Elle n’aurait jamais pu imaginer ça… Lorsque jeune joueuse, Hollie Davidson bataillait sur les pelouses écossaises pour tutoyer son rêve de jouer avec sa sélection nationale, sa vocation pour l’arbitrage n’existait pas. Elle s’est même longtemps projetée avec le maillot du XV de chardon sur les épaules, squattant les sélections jeunes, jusqu’à une blessure récurrente à l’épaule.

"Tu sais, nous les joueuses, on pense toujours qu’on connaît mieux les règles que l’arbitre… C’était vraiment mon état d’esprit", concède-t-elle. A 19 ans son rêve de devenir joueuse professionnelle se brise. "Je pensais que c’était facile d’arbitrer, et à l’époque, il n’y avait pas beaucoup de femmes arbitres", se remémore Davidson. "Alors je me suis dit : 'pourquoi pas essayer'. Et très vite, je me suis rendu compte que c’était bien plus difficile que ce que je croyais. Un an plus tard, j’ai signé un contrat avec la Fédération écossaise de rugby."

Le changement de maillot ne se fait pas en douceur. Davidson commence par siffler des matchs de rugby à 7 en Ecosse. En 2018, c’est le grand saut avec le Pro 14,. dans le rôle d’arbitre de touche, le championnat qui regroupait à l’époque des équipes écossaises, galloises, irlandaises et italiennes. En 2021, elle dirige ses premières rencontres.

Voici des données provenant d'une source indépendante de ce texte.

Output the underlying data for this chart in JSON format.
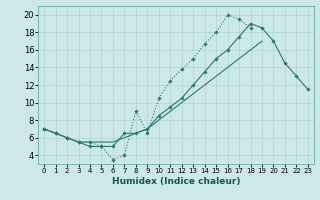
{
  "xlabel": "Humidex (Indice chaleur)",
  "bg_color": "#cce8e8",
  "grid_color": "#b0d4d4",
  "line_color": "#2a7a6a",
  "xlim": [
    -0.5,
    23.5
  ],
  "ylim": [
    3.0,
    21.0
  ],
  "xticks": [
    0,
    1,
    2,
    3,
    4,
    5,
    6,
    7,
    8,
    9,
    10,
    11,
    12,
    13,
    14,
    15,
    16,
    17,
    18,
    19,
    20,
    21,
    22,
    23
  ],
  "yticks": [
    4,
    6,
    8,
    10,
    12,
    14,
    16,
    18,
    20
  ],
  "line1_y": [
    7,
    6.5,
    6,
    5.5,
    5.5,
    5,
    3.5,
    4,
    9,
    6.5,
    10.5,
    12.5,
    13.8,
    15,
    16.7,
    18,
    20,
    19.5,
    18.5,
    null,
    null,
    null,
    null,
    null
  ],
  "line2_y": [
    7,
    6.5,
    6,
    5.5,
    5.5,
    5.5,
    5.5,
    6.0,
    6.5,
    7.0,
    8.0,
    9.0,
    10.0,
    11.0,
    12.0,
    13.0,
    14.0,
    15.0,
    16.0,
    17.0,
    null,
    null,
    null,
    null
  ],
  "line3_y": [
    7,
    6.5,
    6,
    5.5,
    5,
    5,
    5,
    6.5,
    6.5,
    7,
    8.5,
    9.5,
    10.5,
    12,
    13.5,
    15,
    16,
    17.5,
    19,
    18.5,
    17,
    14.5,
    13,
    11.5
  ]
}
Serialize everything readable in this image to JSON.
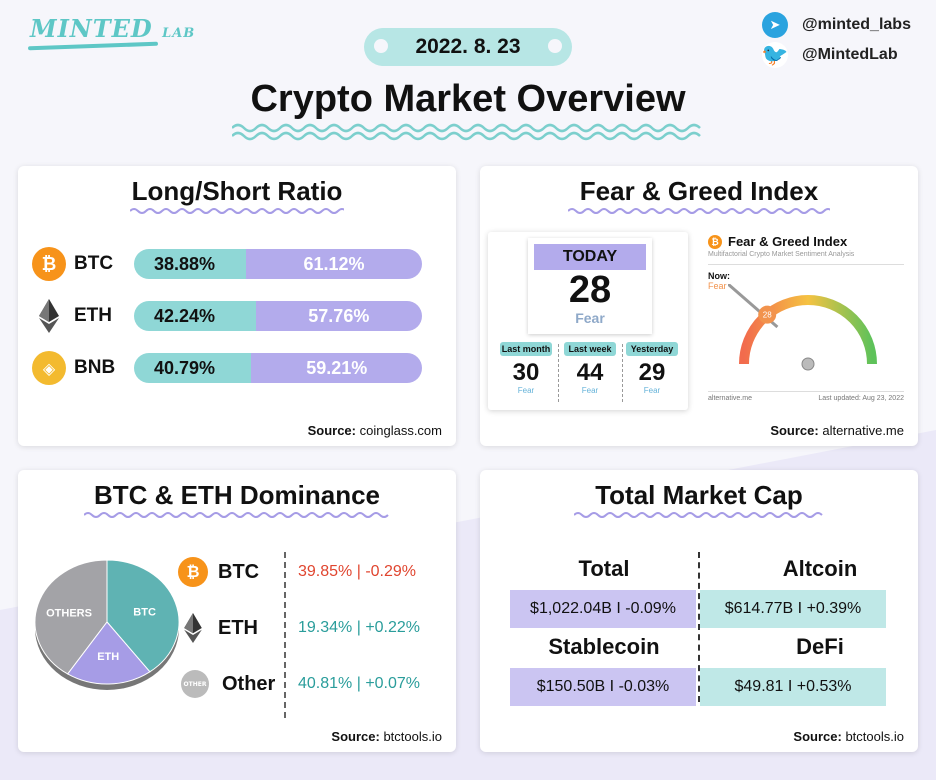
{
  "brand": {
    "logo_text": "MINTED",
    "logo_sub": "LAB"
  },
  "date": "2022. 8. 23",
  "title": "Crypto Market Overview",
  "social": [
    {
      "icon": "telegram-icon",
      "handle": "@minted_labs"
    },
    {
      "icon": "twitter-icon",
      "handle": "@MintedLab"
    }
  ],
  "long_short": {
    "title": "Long/Short Ratio",
    "rows": [
      {
        "coin": "BTC",
        "long": "38.88%",
        "short": "61.12%",
        "long_pct": 38.88
      },
      {
        "coin": "ETH",
        "long": "42.24%",
        "short": "57.76%",
        "long_pct": 42.24
      },
      {
        "coin": "BNB",
        "long": "40.79%",
        "short": "59.21%",
        "long_pct": 40.79
      }
    ],
    "source_label": "Source:",
    "source": "coinglass.com"
  },
  "fear_greed": {
    "title": "Fear & Greed Index",
    "today_label": "TODAY",
    "today_value": "28",
    "today_class": "Fear",
    "history": [
      {
        "label": "Last month",
        "value": "30",
        "class": "Fear"
      },
      {
        "label": "Last week",
        "value": "44",
        "class": "Fear"
      },
      {
        "label": "Yesterday",
        "value": "29",
        "class": "Fear"
      }
    ],
    "panel_title": "Fear & Greed Index",
    "panel_sub": "Multifactorial Crypto Market Sentiment Analysis",
    "now_label": "Now:",
    "now_class": "Fear",
    "gauge_value": 28,
    "gauge_badge": "28",
    "footer_left": "alternative.me",
    "footer_right": "Last updated: Aug 23, 2022",
    "source_label": "Source:",
    "source": "alternative.me"
  },
  "dominance": {
    "title": "BTC & ETH Dominance",
    "pie": [
      {
        "name": "OTHERS",
        "value": 40.81,
        "color": "#a3a3a7"
      },
      {
        "name": "BTC",
        "value": 39.85,
        "color": "#5fb3b3"
      },
      {
        "name": "ETH",
        "value": 19.34,
        "color": "#a69ce6"
      }
    ],
    "rows": [
      {
        "coin": "BTC",
        "value": "39.85% | -0.29%",
        "color": "#e0452f"
      },
      {
        "coin": "ETH",
        "value": "19.34% | +0.22%",
        "color": "#2a9d9b"
      },
      {
        "coin": "Other",
        "icon_text": "OTHER",
        "value": "40.81% | +0.07%",
        "color": "#2a9d9b"
      }
    ],
    "source_label": "Source:",
    "source": "btctools.io"
  },
  "market_cap": {
    "title": "Total Market Cap",
    "items": [
      {
        "label": "Total",
        "value": "$1,022.04B I -0.09%"
      },
      {
        "label": "Altcoin",
        "value": "$614.77B I +0.39%"
      },
      {
        "label": "Stablecoin",
        "value": "$150.50B I -0.03%"
      },
      {
        "label": "DeFi",
        "value": "$49.81 I +0.53%"
      }
    ],
    "source_label": "Source:",
    "source": "btctools.io"
  },
  "colors": {
    "teal": "#8fd7d6",
    "purple": "#b3abec",
    "btc": "#f7931a",
    "bnb": "#f3ba2f"
  }
}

"Je crois que l’un des aspects positifs, c’est que je jouais 9 et 10, donc j’étais toujours très proche des arbitres sur le terrain, je voyais ce qu’ils voyaient", souffle Hollie. "Donc à ce niveau-là, la transition a été plutôt facile… enfin, facile dans le sens où les lignes de course, je les connaissais. Mais l’arbitrage, c’est bien plus que connaître le règlement. C’est comprendre à quel moment il ne faut pas siffler, et ça, c’est le plus important. Cette transition-là a été très difficile. Et on connaît notre sport : il y a tellement de règles. En tant que joueuse, on pense toutes les connaître, et très vite, j’ai réalisé que toutes les petites subtilités m’échappaient. J’ai dû les apprendre et me former pour arriver à mon niveau actuel."

"La finale ? Il y a eu des gros mots de surprise quand je l’ai appris"

Hollie Davidson est couvée par la fédération écossaise, consciente de son potentiel. Elle s’appuie sur les précieux conseils de Mike Adamson, ancien international écossais à 7 passé par les Glasgow Warriors qui a officié lors du tournoi des VI nations 2021. Son mentor, Bob Easton, qui l’a emmené à son premier stage d’arbitrage l’accompagne depuis qu’elle s’est consacrée à l’arbitrage pour débriefer ses performances. Il sera encore avec elle pour la suivre lors de la finale de la Challenge Cup entre le LOU et Bath.

"Honnêtement, je suis restée sans voix quand j’ai reçu le coup de fil me disant que j’allais arbitrer la finale. Je t’avoue qu’il y a eu quelques gros mots de surprise… C’est un énorme honneur. Le rugby européen, c’est le sommet du rugby professionnel ici. Et sincèrement, jamais je n’aurais imaginé arbitrer une finale européenne." En deux ans, la carrière d’Hollie Davidson a pris un vrai virage. Elle arbitre la finale de la Coupe du monde féminine en 2022. En février 2024, Davidson est désignée arbitre assistante aux côtés de Ben O’Keefe lors de la rencontre entre l’Angleterre et le Pays de Galles.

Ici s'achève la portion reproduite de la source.